Doğu Nehrinin Markisi soğukça konuştu.

Çok dikkatli olup güzel bir fırsatı kaçırdığı için pişmandı.

Canavar görmek onları rahatlattı. Milyon yıllık canavarlar bu yerde hüküm sürüyordu onlar istilacı olduklarından saldırıya uğrayacaklardı.

Ancak içeri girmelerine rağmen bir şey görmemişlerdi ve bu da tüm canavarların kaçtığı anlamına geliyordu.

Boom!!

Hala pişmanlık içinde ağıt yakarlarken uzakta dev bir salyangozun kaçtığını gördüler. O el değmemiş bölgenin daha derinlerine doğru giriyordu.

"Nereye kaçtığını sanıyorsun..."

Dev salyangozu gören Tieyi soğukça haykırdı ve onu orduları ile birlikte takip etmeye başladı.

"Orada..."

Niu Fen çok fazla ses çıkardı ve bir anda herkesi panikleştirdi. O anda gelişimciler el değmemiş bölgeye kovanlarını kaybetmiş arılar gibi girdi. Hepsi Niu Fen'e doğru ilerliyordu.

"Kaçmasına kesinlikle izin vermemeliyiz."

Sayısız haykırış havada yankılandı ve sayısız kişi takip etmeye başladı.

Ama bu sefer sanki dev salyangoz kaçmaktan çok yorulmuş gibiydi. En sonunda daha fazla gidemedi ve büyük bir dağın üzerinde durdu. Hızlıca nefes alırken hareket edemiyormuş gibi görünüyordu.

"Bakalım bu sefer nereye kaçacaksın."

Bir anda büyük güçlerden gelen birçok uzman Li Qiye'nin etrafını sardı.

"Büyük baba Jiang, bu sizin Jiang Zuo Klanınızın tek başına alabileceği bir şey değil."

Tieyi harekete geçeceği sırada bir Kraliyet Asili yolunu kapadı.

"Yani sen İmparator Erdem Kanunu için benim klanım ile mücadele etmeye cüret mi ediyorsun*-"

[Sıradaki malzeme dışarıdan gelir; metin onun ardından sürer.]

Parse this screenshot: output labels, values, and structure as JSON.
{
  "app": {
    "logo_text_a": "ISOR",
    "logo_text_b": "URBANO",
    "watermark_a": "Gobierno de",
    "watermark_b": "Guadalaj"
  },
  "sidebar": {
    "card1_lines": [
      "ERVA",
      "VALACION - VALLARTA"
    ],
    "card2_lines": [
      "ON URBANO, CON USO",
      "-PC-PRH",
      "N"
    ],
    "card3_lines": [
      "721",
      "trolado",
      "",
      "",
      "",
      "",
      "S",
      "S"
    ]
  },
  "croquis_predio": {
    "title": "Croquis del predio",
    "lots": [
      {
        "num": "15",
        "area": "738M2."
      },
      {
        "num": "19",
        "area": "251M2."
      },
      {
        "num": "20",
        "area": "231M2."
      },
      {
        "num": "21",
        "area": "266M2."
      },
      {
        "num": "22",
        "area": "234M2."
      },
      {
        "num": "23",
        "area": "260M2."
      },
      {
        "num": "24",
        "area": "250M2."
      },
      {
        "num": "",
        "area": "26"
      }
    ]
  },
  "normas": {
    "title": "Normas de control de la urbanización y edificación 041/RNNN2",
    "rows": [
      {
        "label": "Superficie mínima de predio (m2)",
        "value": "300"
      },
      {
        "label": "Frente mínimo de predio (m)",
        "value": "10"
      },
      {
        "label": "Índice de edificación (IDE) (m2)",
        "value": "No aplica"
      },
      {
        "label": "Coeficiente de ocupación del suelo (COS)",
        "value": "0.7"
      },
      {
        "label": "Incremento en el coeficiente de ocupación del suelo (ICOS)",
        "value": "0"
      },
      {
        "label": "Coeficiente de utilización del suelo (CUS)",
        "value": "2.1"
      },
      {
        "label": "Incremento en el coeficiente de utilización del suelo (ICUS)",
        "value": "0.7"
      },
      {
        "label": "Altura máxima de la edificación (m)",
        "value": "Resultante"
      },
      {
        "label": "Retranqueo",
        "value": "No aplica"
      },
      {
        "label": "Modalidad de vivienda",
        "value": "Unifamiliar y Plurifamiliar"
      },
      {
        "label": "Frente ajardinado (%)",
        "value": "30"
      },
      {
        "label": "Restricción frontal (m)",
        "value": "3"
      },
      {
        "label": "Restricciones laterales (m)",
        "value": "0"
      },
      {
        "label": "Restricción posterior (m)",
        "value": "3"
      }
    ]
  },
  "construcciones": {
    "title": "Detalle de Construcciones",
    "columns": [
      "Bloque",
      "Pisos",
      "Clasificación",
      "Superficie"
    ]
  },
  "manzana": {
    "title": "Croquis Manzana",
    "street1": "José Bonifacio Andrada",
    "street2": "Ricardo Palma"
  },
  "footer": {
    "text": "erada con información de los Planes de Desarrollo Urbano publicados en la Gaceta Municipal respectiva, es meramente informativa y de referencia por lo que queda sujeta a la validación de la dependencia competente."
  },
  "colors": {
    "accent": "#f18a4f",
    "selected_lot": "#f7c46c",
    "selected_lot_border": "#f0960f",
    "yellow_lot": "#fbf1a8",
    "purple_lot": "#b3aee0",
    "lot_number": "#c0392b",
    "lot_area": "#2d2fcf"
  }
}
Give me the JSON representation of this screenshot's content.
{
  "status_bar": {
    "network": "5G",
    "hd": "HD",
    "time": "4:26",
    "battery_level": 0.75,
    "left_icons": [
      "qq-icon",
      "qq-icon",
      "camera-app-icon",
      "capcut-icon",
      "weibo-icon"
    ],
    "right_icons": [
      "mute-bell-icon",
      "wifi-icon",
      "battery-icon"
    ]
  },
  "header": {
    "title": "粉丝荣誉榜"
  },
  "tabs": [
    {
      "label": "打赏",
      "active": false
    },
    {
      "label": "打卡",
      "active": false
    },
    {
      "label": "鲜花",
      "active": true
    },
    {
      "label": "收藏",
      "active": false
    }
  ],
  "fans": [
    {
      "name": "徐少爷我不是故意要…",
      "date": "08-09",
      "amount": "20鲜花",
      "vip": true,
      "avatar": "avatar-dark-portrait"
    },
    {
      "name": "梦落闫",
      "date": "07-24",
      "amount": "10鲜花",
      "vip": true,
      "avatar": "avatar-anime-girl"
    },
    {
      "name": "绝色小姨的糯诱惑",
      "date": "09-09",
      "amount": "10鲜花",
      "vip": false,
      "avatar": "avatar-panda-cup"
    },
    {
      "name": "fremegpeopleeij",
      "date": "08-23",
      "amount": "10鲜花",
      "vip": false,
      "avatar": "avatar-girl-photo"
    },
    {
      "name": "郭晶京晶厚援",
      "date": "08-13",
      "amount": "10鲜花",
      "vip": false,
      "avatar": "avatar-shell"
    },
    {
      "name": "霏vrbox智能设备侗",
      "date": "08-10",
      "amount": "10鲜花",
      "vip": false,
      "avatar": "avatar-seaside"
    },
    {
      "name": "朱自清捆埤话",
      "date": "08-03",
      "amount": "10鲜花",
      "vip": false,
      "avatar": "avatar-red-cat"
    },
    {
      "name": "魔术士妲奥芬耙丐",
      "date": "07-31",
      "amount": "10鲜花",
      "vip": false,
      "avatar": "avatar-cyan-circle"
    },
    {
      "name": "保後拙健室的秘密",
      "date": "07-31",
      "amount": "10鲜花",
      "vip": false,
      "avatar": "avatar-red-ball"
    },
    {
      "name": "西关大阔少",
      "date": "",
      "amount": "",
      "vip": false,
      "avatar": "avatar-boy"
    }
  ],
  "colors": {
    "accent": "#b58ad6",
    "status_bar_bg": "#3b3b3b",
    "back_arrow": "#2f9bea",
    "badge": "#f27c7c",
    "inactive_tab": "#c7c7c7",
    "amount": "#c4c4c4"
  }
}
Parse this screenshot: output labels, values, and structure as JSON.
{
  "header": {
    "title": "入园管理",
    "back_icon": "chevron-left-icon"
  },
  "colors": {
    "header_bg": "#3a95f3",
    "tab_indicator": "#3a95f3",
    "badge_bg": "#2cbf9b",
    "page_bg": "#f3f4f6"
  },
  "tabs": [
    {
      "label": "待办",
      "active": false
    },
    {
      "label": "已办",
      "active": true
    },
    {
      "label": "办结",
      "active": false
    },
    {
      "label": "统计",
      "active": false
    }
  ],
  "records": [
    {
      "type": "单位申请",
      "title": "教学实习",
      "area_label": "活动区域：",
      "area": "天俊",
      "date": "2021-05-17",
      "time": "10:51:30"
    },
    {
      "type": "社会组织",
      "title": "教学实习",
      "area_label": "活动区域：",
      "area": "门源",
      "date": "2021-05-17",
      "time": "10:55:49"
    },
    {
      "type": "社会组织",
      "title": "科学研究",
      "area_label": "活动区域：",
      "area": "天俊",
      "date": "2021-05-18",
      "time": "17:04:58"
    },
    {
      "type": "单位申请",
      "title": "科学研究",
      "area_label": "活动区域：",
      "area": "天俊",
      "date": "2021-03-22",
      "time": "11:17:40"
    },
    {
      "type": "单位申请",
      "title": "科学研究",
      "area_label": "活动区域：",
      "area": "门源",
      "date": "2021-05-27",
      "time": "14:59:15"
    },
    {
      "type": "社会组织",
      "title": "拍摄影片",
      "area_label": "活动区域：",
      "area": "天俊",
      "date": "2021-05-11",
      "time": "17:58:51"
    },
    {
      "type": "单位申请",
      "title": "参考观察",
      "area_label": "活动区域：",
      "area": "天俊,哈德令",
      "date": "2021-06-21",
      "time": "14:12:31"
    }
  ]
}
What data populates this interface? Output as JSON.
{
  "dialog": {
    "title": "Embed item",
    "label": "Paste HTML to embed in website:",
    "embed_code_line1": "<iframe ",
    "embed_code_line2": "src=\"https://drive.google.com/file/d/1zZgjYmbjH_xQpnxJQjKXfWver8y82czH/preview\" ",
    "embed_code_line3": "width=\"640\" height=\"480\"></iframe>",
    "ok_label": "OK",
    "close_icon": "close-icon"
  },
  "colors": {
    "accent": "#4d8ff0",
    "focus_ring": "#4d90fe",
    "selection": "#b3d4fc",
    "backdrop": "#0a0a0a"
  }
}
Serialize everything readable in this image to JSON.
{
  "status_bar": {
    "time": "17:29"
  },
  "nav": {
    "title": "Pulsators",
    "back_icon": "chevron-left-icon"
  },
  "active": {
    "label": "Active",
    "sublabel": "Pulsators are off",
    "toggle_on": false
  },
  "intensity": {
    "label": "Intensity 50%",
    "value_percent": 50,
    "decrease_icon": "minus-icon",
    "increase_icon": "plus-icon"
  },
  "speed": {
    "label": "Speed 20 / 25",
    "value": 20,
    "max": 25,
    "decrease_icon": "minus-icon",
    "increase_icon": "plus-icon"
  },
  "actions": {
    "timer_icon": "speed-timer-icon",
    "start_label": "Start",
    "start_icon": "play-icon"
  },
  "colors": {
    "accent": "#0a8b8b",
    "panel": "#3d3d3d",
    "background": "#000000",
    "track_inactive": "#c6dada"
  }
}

Kraliyet asili soğukça yanıtladı:

"Klanınız güçlü olsa da dünyanın geri kalanı ile düşman olmaya cüret edebilecek misiniz? Benim Pan Ku Tarikatım diğer on altı büyük tarikat ve güçlü ülke ile ittifak... Büyükbaba Jiang gerçekten düşmanımız olmak mı istiyor?"

"Bu doğru, Jiang Zuo Klanı İmparator Erdem Kanununu tekelleştiremez!"

O anda Li Qiye'yi kıstıran tarikatlar yüksek sesle konuşmaya başladı.

Herkesin ağzı Li Qiye'ye doğru sulanıyordu. İmparator Erdem Kanunu istemeyen kimse yoktu.

Aniden Li Qİye'yi saran güçler arasında gergin tartışmalar başladı!

"Beyler, beni dinleseniz nasıl olur?"

O anda rahat şekilde salyangozun üzerinde oturan Li Qiye gülümseyerek konuştu.

"Bana göre herkes geri çekilip kendi hayatlarını kurtarmalı ve evinde eğlenmeli!"

"Küçük şeytan, senin konuşma hakkın yok!"

O adna Tieyi bağırdı. Gözlerinde Li Qiye soyulmayı bekleyen balıktı; kendini savunmak için bir şey yapamazdı.

Li Qİye Tieyi'yi önemsemeden neşeyle gülümsedi:

"Ben tamamen iyi niyetimden konuşuyorum. Eğer bunu göremezseniz o zaman kanlarınız bu yeri kırmızıya boyayacak."

Li Qiye'nin sözleri küçümseme dalgası patlamasına neden oldu. Herkes gülüyordu! Bir büyük tarikatın öğrencisi karnı acıyana kadar güldü ve konuştu:

"Hah, ahhaah... Bu sene duyduğum en komik şaka buydu. Senin gibi önemsiz küçük bir şeytan mı bunu söylüyor?"

"Ölmek ne bilmiyorsun. Sonun yakın ancak hala akıllanmadın!"

Doğu Nehrinin Markisi ürkütücü şekilde konuştu.

Li Qiye ona baktı ve ilgisizce yanıtladı:

"Köpekler bok yeme konusunda doğal içgüdülerini asla durduramaz. Erdemli Örnek Jianh Zuo hayatı boyunca bir orospu oldu ve onun soyundan gelenler de daha iyi değil. Görünüşe göre sizin klanınız sözünden dönen korkaklar olarak doğmuş!"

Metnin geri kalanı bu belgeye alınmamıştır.